Carte d’identité biométrique : sa genèse macronienne

En pleine mobilisation contre le passe sanitaire, la nouvelle est passée relativement inaperçue. Elle n’est pourtant pas sans lien : depuis le mois d’août 2021, les cartes d’identité délivrées embarquent dorénavant un code en deux dimensions contenant les données d’état civil, l’adresse du domicile, les informations sur la CNIe (numéro, date de délivrance, date de fin de validité), lisible par n’importe qui, et une puce biométrique lisible pour les usages « régaliens »..
Quelques jours plus tard, la multinationale française de l’identité IDEMIA a été retenue par l’Agence nationale des titres sécurisés (ANTS) dans le cadre du programme interministériel France Identité Numérique (le but de ce marché public est de permettre de contrôler l’identité d’une personne à l’aide d’un smartphone et de la nouvelle carte d’identité électronique).
C’est dans ce contexte que nous publions un extrait d’un texte de Félix Tréguer qui revient sur un moment important dans la genèse de ces dispositifs.
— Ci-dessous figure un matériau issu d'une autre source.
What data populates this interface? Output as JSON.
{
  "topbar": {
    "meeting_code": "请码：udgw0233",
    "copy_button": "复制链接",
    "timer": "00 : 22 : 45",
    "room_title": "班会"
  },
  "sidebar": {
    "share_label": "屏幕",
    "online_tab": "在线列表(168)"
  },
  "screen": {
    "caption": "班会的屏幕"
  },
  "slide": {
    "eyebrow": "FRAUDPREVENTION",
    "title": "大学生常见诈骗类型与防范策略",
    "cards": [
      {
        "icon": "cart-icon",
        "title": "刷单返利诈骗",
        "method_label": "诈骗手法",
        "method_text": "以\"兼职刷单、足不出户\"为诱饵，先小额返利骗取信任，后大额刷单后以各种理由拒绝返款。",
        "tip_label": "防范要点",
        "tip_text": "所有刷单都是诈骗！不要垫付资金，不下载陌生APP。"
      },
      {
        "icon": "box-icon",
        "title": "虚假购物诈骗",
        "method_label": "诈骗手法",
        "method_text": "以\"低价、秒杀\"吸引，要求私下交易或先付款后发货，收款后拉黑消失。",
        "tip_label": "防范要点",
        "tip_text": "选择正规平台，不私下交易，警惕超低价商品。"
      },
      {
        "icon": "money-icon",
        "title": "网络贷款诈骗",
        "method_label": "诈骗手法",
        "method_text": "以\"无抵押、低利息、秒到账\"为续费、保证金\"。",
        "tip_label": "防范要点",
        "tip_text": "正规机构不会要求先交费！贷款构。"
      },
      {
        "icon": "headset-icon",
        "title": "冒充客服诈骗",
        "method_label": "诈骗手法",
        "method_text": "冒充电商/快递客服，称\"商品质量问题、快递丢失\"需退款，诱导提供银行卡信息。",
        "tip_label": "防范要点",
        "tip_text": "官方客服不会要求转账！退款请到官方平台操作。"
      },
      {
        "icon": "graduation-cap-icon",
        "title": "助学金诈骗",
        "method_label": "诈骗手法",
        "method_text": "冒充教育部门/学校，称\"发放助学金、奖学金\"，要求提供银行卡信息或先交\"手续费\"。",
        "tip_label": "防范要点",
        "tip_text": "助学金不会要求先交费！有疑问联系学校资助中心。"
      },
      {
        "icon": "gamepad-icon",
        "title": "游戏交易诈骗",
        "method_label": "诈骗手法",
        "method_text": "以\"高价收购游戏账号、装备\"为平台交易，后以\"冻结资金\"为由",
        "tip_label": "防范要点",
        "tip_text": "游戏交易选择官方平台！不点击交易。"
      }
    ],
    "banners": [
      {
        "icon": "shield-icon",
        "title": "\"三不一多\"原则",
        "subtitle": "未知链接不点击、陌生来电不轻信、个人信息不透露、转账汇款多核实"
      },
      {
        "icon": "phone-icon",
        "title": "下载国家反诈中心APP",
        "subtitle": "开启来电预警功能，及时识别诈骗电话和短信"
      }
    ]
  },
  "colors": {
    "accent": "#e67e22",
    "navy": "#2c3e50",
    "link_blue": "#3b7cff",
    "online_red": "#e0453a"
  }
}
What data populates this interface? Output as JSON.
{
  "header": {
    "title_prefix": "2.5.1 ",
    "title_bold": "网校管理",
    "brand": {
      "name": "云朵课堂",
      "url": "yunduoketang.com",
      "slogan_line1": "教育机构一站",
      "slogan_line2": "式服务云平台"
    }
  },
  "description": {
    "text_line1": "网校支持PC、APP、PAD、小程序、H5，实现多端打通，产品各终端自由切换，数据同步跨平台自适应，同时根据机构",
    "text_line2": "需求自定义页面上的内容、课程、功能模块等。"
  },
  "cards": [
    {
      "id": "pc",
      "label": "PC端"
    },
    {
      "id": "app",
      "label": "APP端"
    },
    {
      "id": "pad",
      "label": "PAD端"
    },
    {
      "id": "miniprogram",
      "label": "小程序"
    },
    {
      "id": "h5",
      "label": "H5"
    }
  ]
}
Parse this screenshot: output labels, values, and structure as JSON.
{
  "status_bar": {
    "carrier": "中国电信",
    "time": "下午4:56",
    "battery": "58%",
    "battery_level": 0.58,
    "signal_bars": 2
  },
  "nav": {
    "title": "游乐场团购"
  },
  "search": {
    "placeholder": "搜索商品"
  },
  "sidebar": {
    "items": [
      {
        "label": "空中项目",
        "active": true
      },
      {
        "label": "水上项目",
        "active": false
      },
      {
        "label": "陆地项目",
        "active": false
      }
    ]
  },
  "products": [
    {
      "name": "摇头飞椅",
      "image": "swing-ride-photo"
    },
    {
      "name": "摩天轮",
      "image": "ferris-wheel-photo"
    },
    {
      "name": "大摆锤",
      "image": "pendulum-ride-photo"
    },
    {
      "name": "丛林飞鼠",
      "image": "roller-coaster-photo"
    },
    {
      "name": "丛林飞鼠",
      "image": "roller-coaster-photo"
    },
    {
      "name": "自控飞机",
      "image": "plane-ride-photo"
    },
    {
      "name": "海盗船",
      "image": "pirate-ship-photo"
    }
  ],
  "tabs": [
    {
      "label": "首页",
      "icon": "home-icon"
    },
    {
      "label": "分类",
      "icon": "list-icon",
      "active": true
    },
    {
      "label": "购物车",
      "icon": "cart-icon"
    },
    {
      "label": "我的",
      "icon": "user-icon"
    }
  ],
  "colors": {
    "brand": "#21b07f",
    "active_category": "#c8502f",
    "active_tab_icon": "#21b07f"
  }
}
Il a été publié dans un ouvrage collectif paru récemment aux Éditions Amsterdam et intitulé Le Nouveau Monde ? : Tableau de la France néolibérale (éds. Popelard, A., Burlaud, A., & Rzepski, G.).
En ce mois de décembre 2016, les arguments fusent au sein du groupe de travail « Défense et sécurité » constitué autour d’Emmanuel Macron, candidat déclaré à la présidence de la République. Depuis quelques semaines, par messages interposés 1La retranscription de ces échanges est réalisée à partir des courriers électroniques de la campagne Macron divulgués sur la plateforme WikiLeaks : https://wikileaks.org//macron-emails/emailid/55445 ;https://wikileaks.org//macron-emails/emailid/51838 ;https://wikileaks.org/macron-emails/emailid/54133.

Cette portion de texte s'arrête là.